MDP Planning as Policy Inference
AI 摘要
将MDP规划视为策略上的贝叶斯推断,通过VSMC近似后验分布,实现策略层面的不确定性建模。
主要贡献
- 将MDP规划问题转化为策略推断问题
- 使用变分序列蒙特卡洛(VSMC)进行策略后验分布的近似
- 通过后验预测抽样实现策略控制,并与Soft Actor-Critic进行比较
方法论
使用贝叶斯推断框架,将策略作为隐变量,用VSMC近似策略的后验分布,通过抽样进行决策。
原文摘要
We cast episodic Markov decision process (MDP) planning as Bayesian inference over _policies_. A policy is treated as the latent variable and is assigned an unnormalized probability of optimality that is monotone in its expected return, yielding a posterior distribution whose modes coincide with return-maximizing solutions while posterior dispersion represents uncertainty over optimal behavior.

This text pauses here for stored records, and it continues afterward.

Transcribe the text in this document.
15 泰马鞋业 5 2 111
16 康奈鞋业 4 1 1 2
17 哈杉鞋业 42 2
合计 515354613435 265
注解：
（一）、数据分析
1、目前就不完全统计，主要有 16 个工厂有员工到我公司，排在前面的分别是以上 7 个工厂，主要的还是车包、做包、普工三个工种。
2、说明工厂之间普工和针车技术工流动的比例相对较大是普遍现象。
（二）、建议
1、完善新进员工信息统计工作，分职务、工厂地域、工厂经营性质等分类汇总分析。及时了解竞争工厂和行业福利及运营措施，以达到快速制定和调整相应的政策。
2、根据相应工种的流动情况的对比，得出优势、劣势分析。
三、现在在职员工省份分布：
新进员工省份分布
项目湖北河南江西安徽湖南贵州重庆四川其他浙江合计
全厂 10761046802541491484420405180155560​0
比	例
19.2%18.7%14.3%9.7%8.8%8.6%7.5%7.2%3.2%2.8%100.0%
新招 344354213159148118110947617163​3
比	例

To approximate this posterior in discrete domains, we adapt variational sequential Monte Carlo (VSMC) to inference over deterministic policies under stochastic dynamics, introducing a sweep that enforces policy consistency across revisited states and couples transition randomness across particles to avoid confounding from simulator noise. Acting is performed by posterior predictive sampling, which induces a stochastic control policy through a Thompson-sampling interpretation rather than entropy regularization. Across grid worlds, Blackjack, Triangle Tireworld, and Academic Advising, we analyze the structure of inferred policy distributions and compare the resulting behavior to discrete Soft Actor-Critic, highlighting qualitative and statistical differences that arise from policy-level uncertainty.